Precision Engineering of Co-Laminar Flow Cells for Electrochemical Energy Conversion

Most electrochemical cells used for energy conversion utilize a physical separator such as an ionomer membrane to keep reactants separated and prevent a mixed potential from reducing energy efficiency. A new class of electrochemical cell achieves this separation by design of channel dimensions such that reactant flows remain laminar.  These co-laminar flow cells (CLFC)^1,2, which include both fuel cells and flow batteries, are generally microfluidic and constrained in operation by the diffusion time of reactants across the channel. Due to their small scale and lack of a membrane, these co-laminar flow cells are both simpler and lower cost devices which make them well suited as an experimental platform for understanding electrochemical energy conversion.  The cells in this study are based on flow-through porous carbon electrodes with vanadium redox reactants dissolved in sulfuric acid as both fuel and oxidant.  This presentation reveals some of the advancements made with these cells over the past year and the lessons learned which may be applied to larger scale conventional flow batteries and fuel cells. 

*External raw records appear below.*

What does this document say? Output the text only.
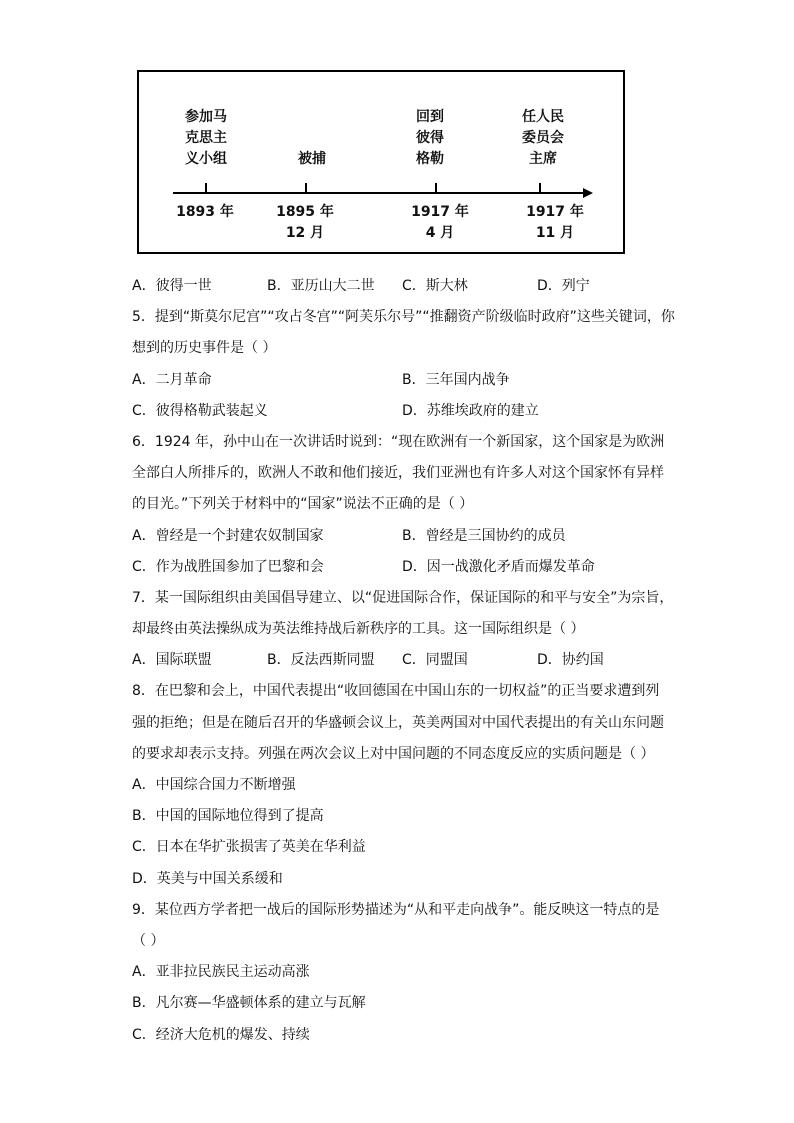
参加马
克思主
义小组	被捕
回到
彼得
格勒
任人民
委员会
主席
1893 年	1895 年
12 月
1917 年
4 月
1917 年
11 月
A．彼得一世	B．亚历山大二世	C．斯大林	D．列宁
5．提到“斯莫尔尼宫”“攻占冬宫”“阿芙乐尔号”“推翻资产阶级临时政府”这些关键词，你
想到的历史事件是（ ）
A．二月革命	B．三年国内战争
C．彼得格勒武装起义	D．苏维埃政府的建立
6．1924 年，孙中山在一次讲话时说到：“现在欧洲有一个新国家，这个国家是为欧洲
全部白人所排斥的，欧洲人不敢和他们接近，我们亚洲也有许多人对这个国家怀有异样
的目光。”下列关于材料中的“国家”说法不正确的是（ ）
A．曾经是一个封建农奴制国家	B．曾经是三国协约的成员
C．作为战胜国参加了巴黎和会	D．因一战激化矛盾而爆发革命
7．某一国际组织由美国倡导建立、以“促进国际合作，保证国际的和平与安全”为宗旨，
却最终由英法操纵成为英法维持战后新秩序的工具。这一国际组织是（ ）
A．国际联盟	B．反法西斯同盟	C．同盟国	D．协约国
8．在巴黎和会上，中国代表提出“收回德国在中国山东的一切权益”的正当要求遭到列
强的拒绝；但是在随后召开的华盛顿会议上，英美两国对中国代表提出的有关山东问题
的要求却表示支持。列强在两次会议上对中国问题的不同态度反应的实质问题是（ ）
A．中国综合国力不断增强
B．中国的国际地位得到了提高
C．日本在华扩张损害了英美在华利益
D．英美与中国关系缓和
9．某位西方学者把一战后的国际形势描述为“从和平走向战争”。能反映这一特点的是
（ ）
A．亚非拉民族民主运动高涨
B．凡尔赛—华盛顿体系的建立与瓦解
C．经济大危机的爆发、持续
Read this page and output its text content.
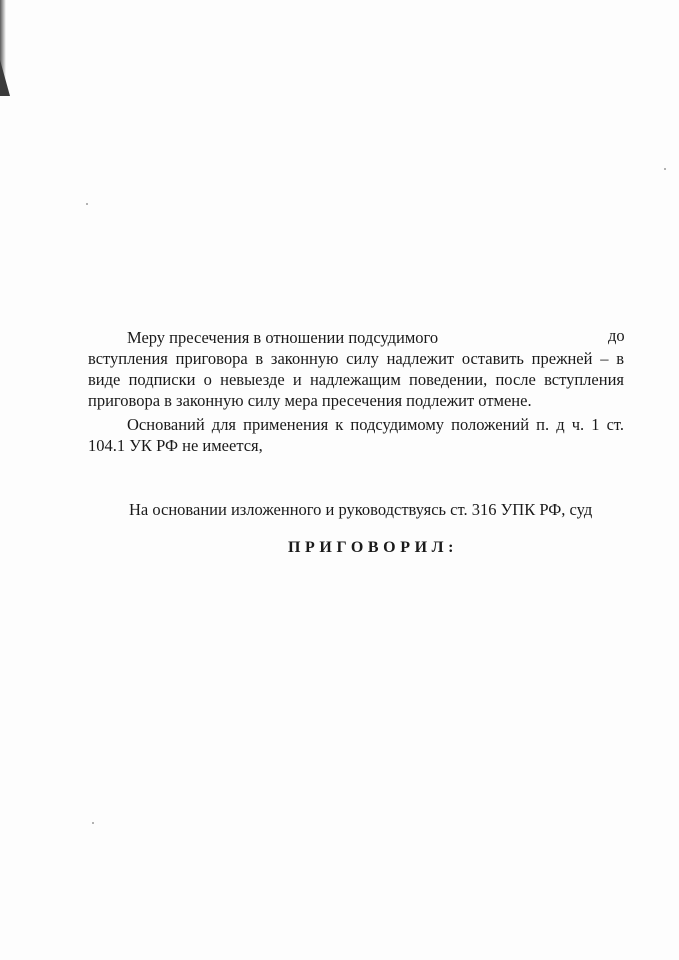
Меру пресечения в отношении подсудимого	до
вступления приговора в законную силу надлежит оставить прежней – в
виде подписки о невыезде и надлежащим поведении, после вступления
приговора в законную силу мера пресечения подлежит отмене.
Оснований для применения к подсудимому положений п. д ч. 1 ст.
104.1 УК РФ не имеется,
На основании изложенного и руководствуясь ст. 316 УПК РФ, суд
ПРИГОВОРИЛ:
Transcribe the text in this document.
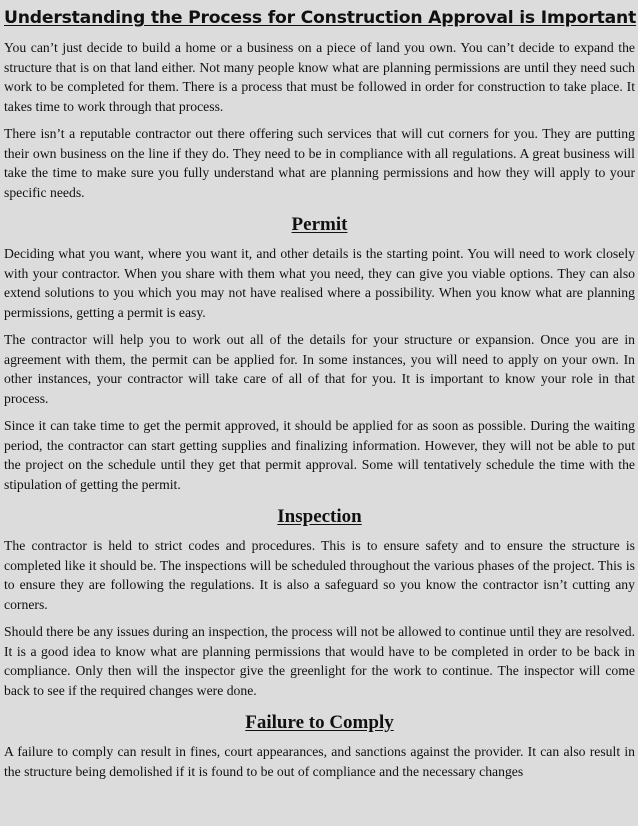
Understanding the Process for Construction Approval is Important

You can’t just decide to build a home or a business on a piece of land you own. You can’t decide to expand the structure that is on that land either. Not many people know what are planning permissions are until they need such work to be completed for them. There is a process that must be followed in order for construction to take place. It takes time to work through that process.

There isn’t a reputable contractor out there offering such services that will cut corners for you. They are putting their own business on the line if they do. They need to be in compliance with all regulations. A great business will take the time to make sure you fully understand what are planning permissions and how they will apply to your specific needs.

Permit

Deciding what you want, where you want it, and other details is the starting point. You will need to work closely with your contractor. When you share with them what you need, they can give you viable options. They can also extend solutions to you which you may not have realised where a possibility. When you know what are planning permissions, getting a permit is easy.

The contractor will help you to work out all of the details for your structure or expansion. Once you are in agreement with them, the permit can be applied for. In some instances, you will need to apply on your own. In other instances, your contractor will take care of all of that for you. It is important to know your role in that process.

Since it can take time to get the permit approved, it should be applied for as soon as possible. During the waiting period, the contractor can start getting supplies and finalizing information. However, they will not be able to put the project on the schedule until they get that permit approval. Some will tentatively schedule the time with the stipulation of getting the permit.

Inspection

The contractor is held to strict codes and procedures. This is to ensure safety and to ensure the structure is completed like it should be. The inspections will be scheduled throughout the various phases of the project. This is to ensure they are following the regulations. It is also a safeguard so you know the contractor isn’t cutting any corners.

Should there be any issues during an inspection, the process will not be allowed to continue until they are resolved. It is a good idea to know what are planning permissions that would have to be completed in order to be back in compliance. Only then will the inspector give the greenlight for the work to continue. The inspector will come back to see if the required changes were done.

Failure to Comply

A failure to comply can result in fines, court appearances, and sanctions against the provider. It can also result in the structure being demolished if it is found to be out of compliance and the necessary changes
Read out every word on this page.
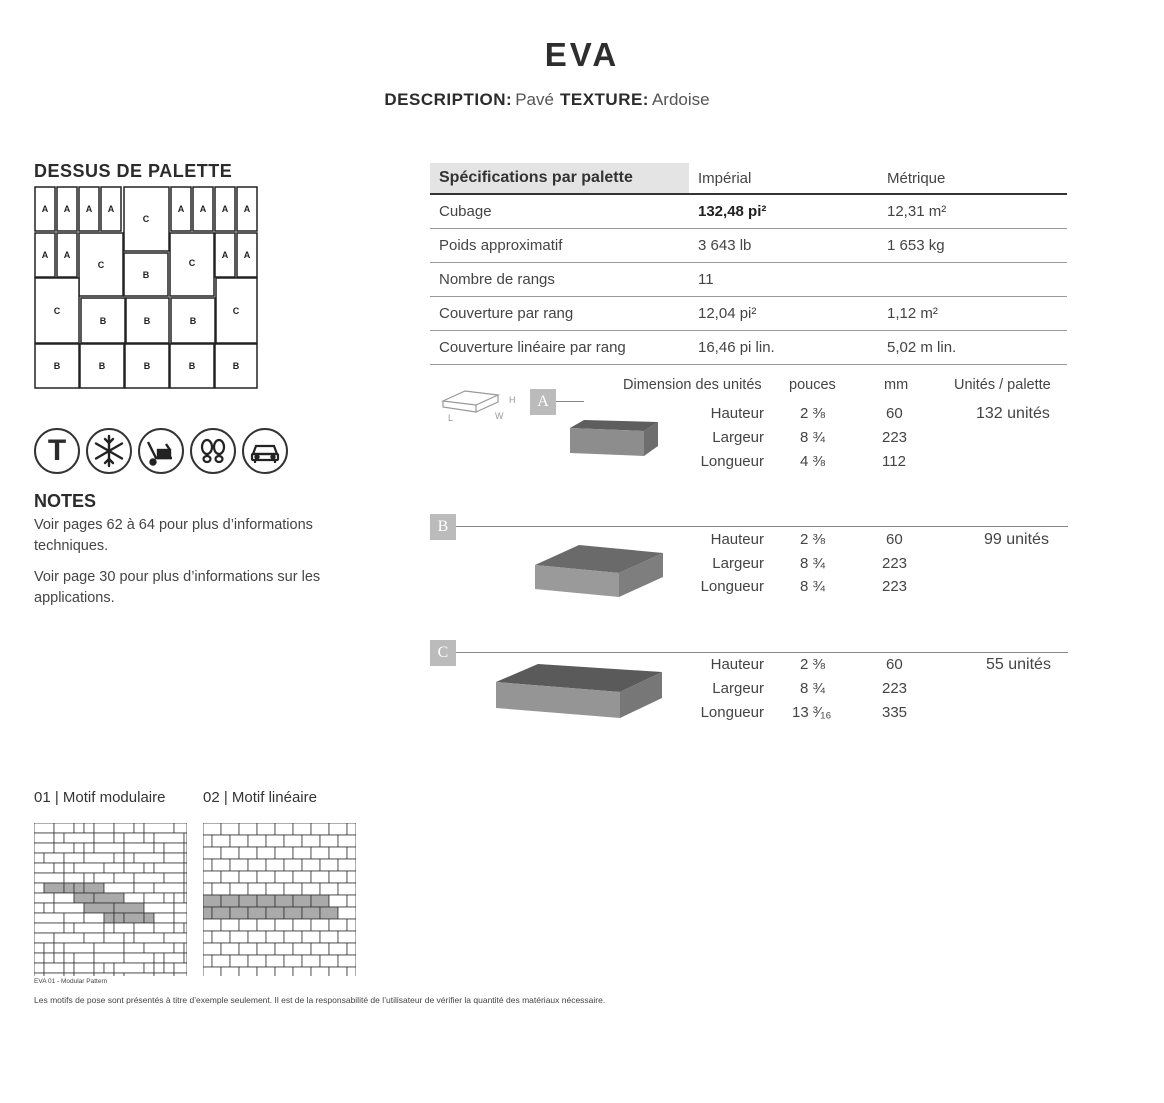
EVA
DESCRIPTION: Pavé TEXTURE: Ardoise
DESSUS DE PALETTE
A A A A
C
A A A A
A A
C
B
C
A A
C
B	B	B
C
B	B	B	B	B
T
NOTES
Voir pages 62 à 64 pour plus d’informations techniques.
Voir page 30 pour plus d’informations sur les applications.
Spécifications par palette	Impérial	Métrique
Cubage	132,48 pi²	12,31 m²
Poids approximatif	3 643 lb	1 653 kg
Nombre de rangs	11	
Couverture par rang	12,04 pi²	1,12 m²
Couverture linéaire par rang	16,46 pi lin.	5,02 m lin.
H
L	W
Dimension des unités pouces	mm	Unités / palette
A
Hauteur 2 ⅜	60	132 unités
Largeur 8 ¾	223
Longueur 4 ⅜	112
B
Hauteur 2 ⅜	60	99 unités
Largeur 8 ¾	223
Longueur 8 ¾	223
C
Hauteur 2 ⅜	60	55 unités
Largeur 8 ¾	223
Longueur 13 ³⁄₁₆	335
01 | Motif modulaire	02 | Motif linéaire
EVA 01 - Modular Pattern
Les motifs de pose sont présentés à titre d’exemple seulement. Il est de la responsabilité de l’utilisateur de vérifier la quantité des matériaux nécessaire.
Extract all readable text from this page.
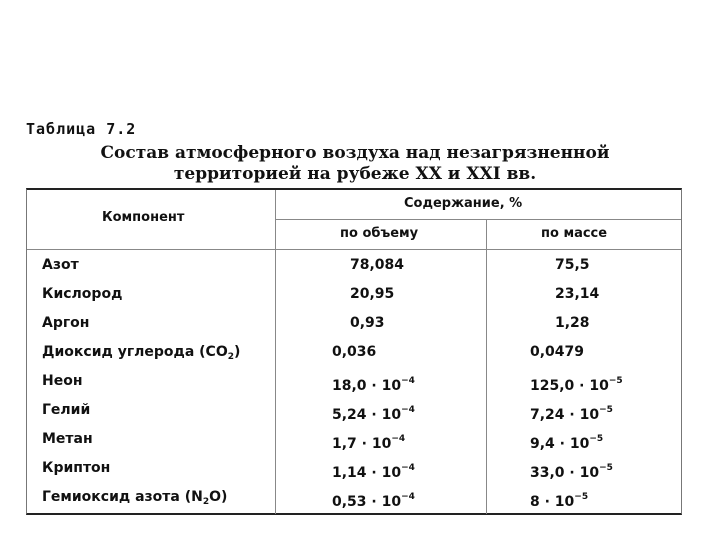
Таблица 7.2
Состав атмосферного воздуха над незагрязненной
территорией на рубеже XX и XXI вв.
Компонент
Содержание, %
по объему	по массе
Азот	78,084	75,5
Кислород	20,95	23,14
Аргон	0,93	1,28
Диоксид углерода $(CO_2)$	0,036	0,0479
Неон	$18,0 \cdot 10^{-4}$	$125,0 \cdot 10^{-5}$
Гелий	$5,24 \cdot 10^{-4}$	$7,24 \cdot 10^{-5}$
Метан	$1,7 \cdot 10^{-4}$	$9,4 \cdot 10^{-5}$
Криптон	$1,14 \cdot 10^{-4}$	$33,0 \cdot 10^{-5}$
Гемиоксид азота $(N_2O)$	$0,53 \cdot 10^{-4}$	$8 \cdot 10^{-5}$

Some of the topics to be discussed include electrode enhancement to improve the limiting reaction rate, supported by both ex situ and in situ characterization of the flow-through porous electrodes. Reaction kinetics are studied using a custom-developed three-electrode analytical cell for electrochemical analysis of flow-through porous electrodes. Multiphysics modeling work based on this characterization provides insight into some of the design principles which can be used to maximize the power density of these devices.

Acknowledgements

Funding for this research provided by the Natural Sciences and Engineering Research Council of Canada (NSERC), Canada Foundation for Innovation, and British Columbia Knowledge Development Fund is highly appreciated.

References:

1. Goulet, M.-A. & Kjeang, E. Co-laminar flow cells for electrochemical energy conversion. J. Power Sources 260,186–196 (2014).

2. Kjeang, E. Microfluidic Fuel Cells and Batteries. (Springer, 2014).